Существует, конечно, некоторая асимметрия между исключением как эффектом исторически обусловленной совокупности социальных практик и дискурсивных процедур, с одной стороны, и вытеснением (подавлением, репрессией), которое обозначает скорее универсальную политическую операцию и вместе с тем субъективный опыт бессознательного. Однако в каком-то смысле оба подхода справедливы и даже дополняют друг друга. Следующим шагом будет предъявление третьей позиции, принадлежащей Лакану, которая, можно сказать, «реабилитирует» Декарта через Фрейда. По мысли Лакана, ego и cogito не совпадают; субъект – это не ego, субъект бессознателен, и все-таки он мыслит (и, что важнее всего для Лакана, говорит – бессознательное говорит телом):

Декарт не знал этого – для него субъект был субъектом достоверности и знаменовал собою отказ от всякого предшествующего ему, предваряющего знания. Мы же, благодаря Фрейду, знаем, что субъект бессознательного так или иначе о себе заявляет, что еще прежде достижения им достоверности налицо мысль [97] .

Декарт не знал, но мы знаем: за этой формулой маячит идея, что и Декарт, и Фрейд – и, конечно, сам Лакан – имеют дело с одним и тем же субъектом, который не совпадает с «я» и мыслит еще до его появления. Как пишет Младен Долар в статье, посвященной проблеме cogito у Лакана,

Лакан широко определял свой проект через лозунг, провозглашавший «возвращение к Фрейду», но впоследствии оказалось, что этот лозунг должен быть дополнен выводом: возвращение к Фрейду проходит через Декарта. Существует огромный разрыв, отделяющий Лакана от остальных представителей структуралистского поколения, которые определяли себя в основном как антикартезианцев [98] .

Если же, понимая под cogito скорее субъект бессознательного, мы вернемся к «Недовольству культурой», где Фрейд излагает свою теорию органического вытеснения, и вспомним о непростой, сопровождающейся отрицанием связи, которую он устанавливает между животным инстинктом и бессознательным влечением, из которой рождается мысль, то сможем разглядеть затаившееся в глубинах cogito настоящее картезианское животное.

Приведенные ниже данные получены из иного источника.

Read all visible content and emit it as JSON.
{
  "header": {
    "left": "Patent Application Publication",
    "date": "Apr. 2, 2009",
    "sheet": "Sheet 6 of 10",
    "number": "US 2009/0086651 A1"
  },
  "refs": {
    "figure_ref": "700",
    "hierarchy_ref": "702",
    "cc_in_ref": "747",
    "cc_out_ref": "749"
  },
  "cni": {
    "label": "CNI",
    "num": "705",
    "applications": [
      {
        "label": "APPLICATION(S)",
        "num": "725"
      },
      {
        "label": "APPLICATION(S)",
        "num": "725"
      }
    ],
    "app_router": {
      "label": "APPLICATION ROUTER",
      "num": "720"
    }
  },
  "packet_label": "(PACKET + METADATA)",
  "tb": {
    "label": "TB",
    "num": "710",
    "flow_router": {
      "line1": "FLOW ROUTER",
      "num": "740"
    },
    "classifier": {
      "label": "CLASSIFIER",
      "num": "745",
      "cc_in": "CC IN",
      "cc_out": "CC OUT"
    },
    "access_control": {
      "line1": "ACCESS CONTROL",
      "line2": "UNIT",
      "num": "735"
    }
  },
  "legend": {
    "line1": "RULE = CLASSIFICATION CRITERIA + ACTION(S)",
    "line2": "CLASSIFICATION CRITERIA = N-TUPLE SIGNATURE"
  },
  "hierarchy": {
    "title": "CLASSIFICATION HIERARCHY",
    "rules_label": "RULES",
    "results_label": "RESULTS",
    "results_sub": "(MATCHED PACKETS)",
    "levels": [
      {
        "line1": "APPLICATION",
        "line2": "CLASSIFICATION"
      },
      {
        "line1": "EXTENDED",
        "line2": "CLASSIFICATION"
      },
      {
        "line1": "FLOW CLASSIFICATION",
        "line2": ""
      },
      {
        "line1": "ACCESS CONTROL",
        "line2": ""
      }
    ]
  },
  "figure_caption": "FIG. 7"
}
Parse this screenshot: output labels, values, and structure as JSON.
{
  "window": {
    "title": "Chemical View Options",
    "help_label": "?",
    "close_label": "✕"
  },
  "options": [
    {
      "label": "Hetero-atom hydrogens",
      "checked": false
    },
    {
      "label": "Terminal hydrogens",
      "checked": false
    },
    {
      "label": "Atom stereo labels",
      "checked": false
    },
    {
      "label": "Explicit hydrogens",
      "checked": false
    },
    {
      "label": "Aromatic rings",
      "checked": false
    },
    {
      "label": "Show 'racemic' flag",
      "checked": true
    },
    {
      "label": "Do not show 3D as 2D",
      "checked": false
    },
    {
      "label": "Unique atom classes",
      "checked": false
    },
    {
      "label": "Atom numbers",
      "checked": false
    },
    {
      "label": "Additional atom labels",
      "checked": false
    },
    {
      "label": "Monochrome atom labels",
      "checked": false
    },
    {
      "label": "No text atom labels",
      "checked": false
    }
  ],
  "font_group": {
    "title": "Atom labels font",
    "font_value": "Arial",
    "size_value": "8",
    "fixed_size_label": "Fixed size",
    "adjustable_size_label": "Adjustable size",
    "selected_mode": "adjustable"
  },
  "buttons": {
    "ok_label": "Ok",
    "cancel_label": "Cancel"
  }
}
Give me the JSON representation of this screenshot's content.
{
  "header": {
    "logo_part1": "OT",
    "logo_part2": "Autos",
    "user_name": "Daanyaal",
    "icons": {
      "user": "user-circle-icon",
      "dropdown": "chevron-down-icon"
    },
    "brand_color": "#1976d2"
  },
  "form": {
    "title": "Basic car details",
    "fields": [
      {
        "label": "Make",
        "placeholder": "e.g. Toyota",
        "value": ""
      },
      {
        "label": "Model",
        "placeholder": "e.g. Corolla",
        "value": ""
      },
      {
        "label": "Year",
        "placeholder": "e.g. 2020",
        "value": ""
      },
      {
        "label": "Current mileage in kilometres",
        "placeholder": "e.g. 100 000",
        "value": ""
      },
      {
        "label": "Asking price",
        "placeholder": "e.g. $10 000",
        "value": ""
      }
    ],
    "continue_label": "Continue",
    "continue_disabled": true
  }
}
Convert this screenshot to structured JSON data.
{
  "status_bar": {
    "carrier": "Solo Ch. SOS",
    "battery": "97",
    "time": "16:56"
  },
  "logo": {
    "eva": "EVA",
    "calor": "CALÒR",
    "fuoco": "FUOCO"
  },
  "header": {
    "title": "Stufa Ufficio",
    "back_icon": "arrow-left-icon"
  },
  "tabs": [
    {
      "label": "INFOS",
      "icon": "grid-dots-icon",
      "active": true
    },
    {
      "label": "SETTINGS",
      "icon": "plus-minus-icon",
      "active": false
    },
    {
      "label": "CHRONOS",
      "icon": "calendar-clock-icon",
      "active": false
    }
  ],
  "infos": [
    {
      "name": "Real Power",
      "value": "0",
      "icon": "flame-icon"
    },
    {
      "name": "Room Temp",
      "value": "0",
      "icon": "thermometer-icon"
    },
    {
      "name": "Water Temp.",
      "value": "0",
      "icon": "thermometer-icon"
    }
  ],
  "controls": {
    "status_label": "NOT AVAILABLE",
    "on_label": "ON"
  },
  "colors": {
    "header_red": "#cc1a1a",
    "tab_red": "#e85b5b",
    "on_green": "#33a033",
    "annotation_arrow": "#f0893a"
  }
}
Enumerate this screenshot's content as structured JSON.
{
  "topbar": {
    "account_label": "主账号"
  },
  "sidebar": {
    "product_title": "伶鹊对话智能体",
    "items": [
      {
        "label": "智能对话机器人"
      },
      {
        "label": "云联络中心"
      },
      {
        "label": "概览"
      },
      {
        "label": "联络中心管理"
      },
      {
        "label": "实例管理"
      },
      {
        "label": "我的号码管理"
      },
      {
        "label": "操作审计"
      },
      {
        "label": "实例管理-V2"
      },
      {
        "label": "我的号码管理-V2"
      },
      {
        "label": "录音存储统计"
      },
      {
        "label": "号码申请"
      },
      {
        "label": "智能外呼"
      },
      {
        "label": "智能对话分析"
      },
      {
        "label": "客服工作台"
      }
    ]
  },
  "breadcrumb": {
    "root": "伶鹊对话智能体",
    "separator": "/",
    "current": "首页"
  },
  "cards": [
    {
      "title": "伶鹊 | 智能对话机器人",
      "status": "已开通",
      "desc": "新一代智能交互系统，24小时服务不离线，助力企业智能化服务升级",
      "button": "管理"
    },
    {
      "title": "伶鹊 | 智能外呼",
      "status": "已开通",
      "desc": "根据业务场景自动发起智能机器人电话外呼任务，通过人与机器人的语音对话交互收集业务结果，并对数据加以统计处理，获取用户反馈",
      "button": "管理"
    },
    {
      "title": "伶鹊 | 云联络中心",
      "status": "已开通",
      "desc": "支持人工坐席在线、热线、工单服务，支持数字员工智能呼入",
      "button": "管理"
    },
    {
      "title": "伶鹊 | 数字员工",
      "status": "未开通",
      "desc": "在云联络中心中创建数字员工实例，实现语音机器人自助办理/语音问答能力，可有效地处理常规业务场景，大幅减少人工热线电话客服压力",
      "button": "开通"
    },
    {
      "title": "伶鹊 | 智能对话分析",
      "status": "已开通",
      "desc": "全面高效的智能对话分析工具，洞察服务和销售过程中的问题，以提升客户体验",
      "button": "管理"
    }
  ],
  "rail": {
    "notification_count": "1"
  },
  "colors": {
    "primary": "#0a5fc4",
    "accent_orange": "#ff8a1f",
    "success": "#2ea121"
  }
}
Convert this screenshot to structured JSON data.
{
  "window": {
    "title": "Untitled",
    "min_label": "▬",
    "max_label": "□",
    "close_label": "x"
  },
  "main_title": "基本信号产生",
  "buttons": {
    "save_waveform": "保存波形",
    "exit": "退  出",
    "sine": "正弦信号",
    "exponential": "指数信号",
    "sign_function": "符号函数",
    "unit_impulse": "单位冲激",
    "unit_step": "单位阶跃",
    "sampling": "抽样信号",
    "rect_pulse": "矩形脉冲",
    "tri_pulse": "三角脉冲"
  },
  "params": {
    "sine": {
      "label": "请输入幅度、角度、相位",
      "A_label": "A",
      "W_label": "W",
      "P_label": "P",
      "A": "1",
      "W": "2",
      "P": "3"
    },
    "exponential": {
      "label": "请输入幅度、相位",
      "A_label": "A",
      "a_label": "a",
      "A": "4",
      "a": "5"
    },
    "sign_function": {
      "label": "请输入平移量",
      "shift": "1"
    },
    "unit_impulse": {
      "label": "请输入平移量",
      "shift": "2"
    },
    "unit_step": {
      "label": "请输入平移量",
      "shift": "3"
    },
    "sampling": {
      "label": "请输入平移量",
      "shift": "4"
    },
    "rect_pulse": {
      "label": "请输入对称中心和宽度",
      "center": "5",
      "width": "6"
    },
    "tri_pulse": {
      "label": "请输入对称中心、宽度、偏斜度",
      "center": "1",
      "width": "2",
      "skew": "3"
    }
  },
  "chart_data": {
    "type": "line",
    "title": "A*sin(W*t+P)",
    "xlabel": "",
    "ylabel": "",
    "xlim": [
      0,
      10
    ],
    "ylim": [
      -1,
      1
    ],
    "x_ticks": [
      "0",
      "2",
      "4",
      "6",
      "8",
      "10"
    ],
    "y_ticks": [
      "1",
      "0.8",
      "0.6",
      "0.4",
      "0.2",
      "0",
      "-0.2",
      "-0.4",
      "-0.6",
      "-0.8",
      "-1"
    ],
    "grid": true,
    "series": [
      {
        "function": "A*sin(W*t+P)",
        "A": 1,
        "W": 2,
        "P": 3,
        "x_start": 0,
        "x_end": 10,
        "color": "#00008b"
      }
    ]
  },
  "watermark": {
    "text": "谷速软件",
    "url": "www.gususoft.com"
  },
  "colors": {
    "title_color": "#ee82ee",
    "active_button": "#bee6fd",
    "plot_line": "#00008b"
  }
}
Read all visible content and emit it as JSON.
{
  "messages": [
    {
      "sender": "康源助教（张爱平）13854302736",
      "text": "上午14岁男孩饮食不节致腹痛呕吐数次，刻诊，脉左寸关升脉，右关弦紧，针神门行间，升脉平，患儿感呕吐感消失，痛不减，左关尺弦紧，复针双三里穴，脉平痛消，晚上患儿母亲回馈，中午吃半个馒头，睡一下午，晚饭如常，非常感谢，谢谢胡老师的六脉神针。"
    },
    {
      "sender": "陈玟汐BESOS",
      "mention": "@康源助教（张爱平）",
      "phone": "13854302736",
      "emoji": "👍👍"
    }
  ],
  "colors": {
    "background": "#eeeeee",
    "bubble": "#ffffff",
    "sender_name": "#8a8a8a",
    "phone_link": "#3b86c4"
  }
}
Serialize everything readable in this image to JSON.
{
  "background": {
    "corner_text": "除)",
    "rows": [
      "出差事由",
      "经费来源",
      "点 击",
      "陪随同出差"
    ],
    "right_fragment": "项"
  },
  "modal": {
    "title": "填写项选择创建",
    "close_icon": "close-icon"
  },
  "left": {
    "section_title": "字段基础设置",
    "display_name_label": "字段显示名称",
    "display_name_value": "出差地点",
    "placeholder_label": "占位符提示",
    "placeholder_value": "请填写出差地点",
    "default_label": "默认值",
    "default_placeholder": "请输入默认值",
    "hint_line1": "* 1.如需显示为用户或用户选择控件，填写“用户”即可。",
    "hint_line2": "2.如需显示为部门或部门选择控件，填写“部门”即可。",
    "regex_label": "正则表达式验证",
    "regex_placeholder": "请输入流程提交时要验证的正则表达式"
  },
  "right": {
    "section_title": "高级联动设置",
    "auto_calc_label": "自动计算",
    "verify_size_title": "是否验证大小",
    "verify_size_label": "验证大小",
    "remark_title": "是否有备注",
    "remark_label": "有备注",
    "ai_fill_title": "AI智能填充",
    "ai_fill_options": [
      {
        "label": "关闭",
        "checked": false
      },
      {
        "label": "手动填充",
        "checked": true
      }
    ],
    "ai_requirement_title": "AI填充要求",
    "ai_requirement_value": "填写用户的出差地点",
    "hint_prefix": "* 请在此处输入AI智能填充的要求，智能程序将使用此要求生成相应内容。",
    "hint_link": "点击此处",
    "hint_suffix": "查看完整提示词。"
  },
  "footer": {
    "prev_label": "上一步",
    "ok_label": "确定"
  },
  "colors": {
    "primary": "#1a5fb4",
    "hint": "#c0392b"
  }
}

Для Фрейда, чей «…нарратив предполагает, что попытки отказаться от собственной животности произвели человеческое бессознательное», эволюционный процесс находит отражение в развитии человеческой личности, и успешное становление ребенка взрослым проходит через преодоление животного и стирание его следов. Сегодня это звучит совершенно очевидно и просто, но важно понимать, что животность, таким образом «преодоленная», подвергнутая отрицанию или вытесненная, не есть что-то, что наивно предшествовало органическому вытеснению, но возникает задним числом как результат этого процесса. Фрейдовский субъект всегда уже является человеческим и в качестве такового производит весь набор проекций того, чем он был или не был ранее, на каком-то предыдущем этапе своего развития: животное, вытесненное человеком, рождается вместе с этим вытеснением.

В «Интерпретации сновидений» Фрейд высказывает предположение, что работа сновидения включает некий процесс интерпретации, в котором само бессознательное пытается стереть собственные следы, заполнить пробелы в ткани значения, подвергнуть сновидение интерпретации внутри него самого – еще до всякой возможной интерпретации. И если, рассуждая о Лакане и Декарте, Младен Долар вводит фигуру cogito как субъекта бессознательного, то в другой своей работе, посвященной Гегелю и Фрейду, он говорит о «бессознательном философе, маячащем посреди сна». Этот философ пытается, но не может целиком «скрыть свои следы, он всегда „выпускает кота из мешка“, по крайней мере какую-то часть кота». Бессознательный философ Декарта прячет в мешке cogito без «я», иннервированное животными духами.